When a police officer fires shots in Knoxville, Tenn., police investigate but, unlike in Madison, the people have the power of review.
It started 18 years ago when, just like in Madison in recent months, police shootings divided the Knoxville community.
After Madison police cleared an officer who shot and killed Paul Heenan in November, some in Madison are asking why the city doesn't have independent oversight of police shootings.
Knoxville has a lot in common with Madison -- a major university, a bustling downtown and an engaged police department.
In her fifth-floor office in Knoxville's city-county building, Avice Reid gets several copies of the police department's internal investigation reviews a month.
Reid, who doesn't wear a badge, is the executive director of Knoxville's Police Advisory Review Committee and can do everything from interviewing officers to watching squad car dash cams
"We have access to KPD's information, and that's very powerful, because the citizens in the past did not have access to that information," Reid said.
Eighteen years ago, four separate police shootings in Knoxville and an outraged community forced the city to do something.
After three years of deliberation, the result was a seven-member panel of well-known, diverse community members to check everything the police did.
It wasn't an easy decision. In fact, the mayor at the time had to do it by executive order because the city council wouldn't go along with him. But over time, the committee's had success and become popular. Even police say they've accepted it, and it has made the city better.
Knoxville Police Chief David Rausch was a young patrolman when the review panel was up for debate, and he opposed it.
"What we didn't want was a witch hunt. What we didn't want was some panel set up of folks in our community that just wanted to see policemen get in trouble," Rausch said.
What Rausch didn't see then was how the community viewed the department, and how a panel of their peers could help.
"I've got the advantage of now having that 20/20 insight, of being able to look back and say, that's what my concerns were then and now having the clarity of it and seeing how it has helped this agency," Rausch said.
Rausch said the biggest help has come in building trust. As an example, he pointed to a problem his agency faced last November.
A Knoxville officer shot and wounded a suspect in a mall parking lot. Weeks later, Rausch went on TV to say his officer had made a mistake.
"We train that you don't put your finger on the trigger until you've made that decision to fire, and he had his finger on the trigger," Rausch said. "We haven't had this outcry of an issue. The officers didn't get excited because I went on and said we made a mistake. The community didn't get excited because I went on and said we made a mistake, and that's because of this partnership that we have and this understanding that things are going to be done transparently and fairly."
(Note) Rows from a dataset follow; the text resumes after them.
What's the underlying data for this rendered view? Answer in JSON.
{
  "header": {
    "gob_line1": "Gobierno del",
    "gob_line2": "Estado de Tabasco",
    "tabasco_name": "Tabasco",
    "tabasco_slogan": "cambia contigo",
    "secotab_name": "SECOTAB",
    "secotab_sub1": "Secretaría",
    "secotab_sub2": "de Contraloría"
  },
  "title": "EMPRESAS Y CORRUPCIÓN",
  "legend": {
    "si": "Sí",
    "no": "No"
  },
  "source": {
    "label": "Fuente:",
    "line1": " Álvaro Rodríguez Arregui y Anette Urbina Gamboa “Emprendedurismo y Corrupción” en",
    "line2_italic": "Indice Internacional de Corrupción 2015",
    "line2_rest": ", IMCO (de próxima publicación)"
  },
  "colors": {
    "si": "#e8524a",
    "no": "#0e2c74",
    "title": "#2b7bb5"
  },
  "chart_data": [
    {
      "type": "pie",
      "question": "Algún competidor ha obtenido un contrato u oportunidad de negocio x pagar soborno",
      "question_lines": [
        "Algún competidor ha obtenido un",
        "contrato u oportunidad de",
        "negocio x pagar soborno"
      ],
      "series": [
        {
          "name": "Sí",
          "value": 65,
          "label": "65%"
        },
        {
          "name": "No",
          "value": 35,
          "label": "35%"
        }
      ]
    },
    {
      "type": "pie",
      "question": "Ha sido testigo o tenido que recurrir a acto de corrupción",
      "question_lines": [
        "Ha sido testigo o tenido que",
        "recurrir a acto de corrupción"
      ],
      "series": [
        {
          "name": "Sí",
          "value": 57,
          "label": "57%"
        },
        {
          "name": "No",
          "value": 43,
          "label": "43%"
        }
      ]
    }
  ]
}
Only one man in Knoxville has been police chief and review committee chairman -- although Sterling Owen said he didn't want the committee position at first.
"I was concerned as to how it would be accepted, by both sides," Owen said.
The former FBI agent became chief after six years heading the review panel. He said that while it has subpoena power and can put up a fight, the real value is the partnership between police and the people.
The review panel meets every three months in different parts of the city, and the executive director and police chief meet more often.
The chief gets insight into the community's concerns, while the panel gets answers to its questions.
"I think it has gained in credibility over time, but it's because we went in there saying it's going to be a level playing field," Owen said.
Reid said the best marker of success may be a smaller workload. The number of community complaints against police have dropped from 270 when the review panel started to about 100 last year. Reid said most of the cases prove the police were right.
"We've proven that we're fair, that we're honest, that we want the truth, and because of that, they are accepting of us," Reid said.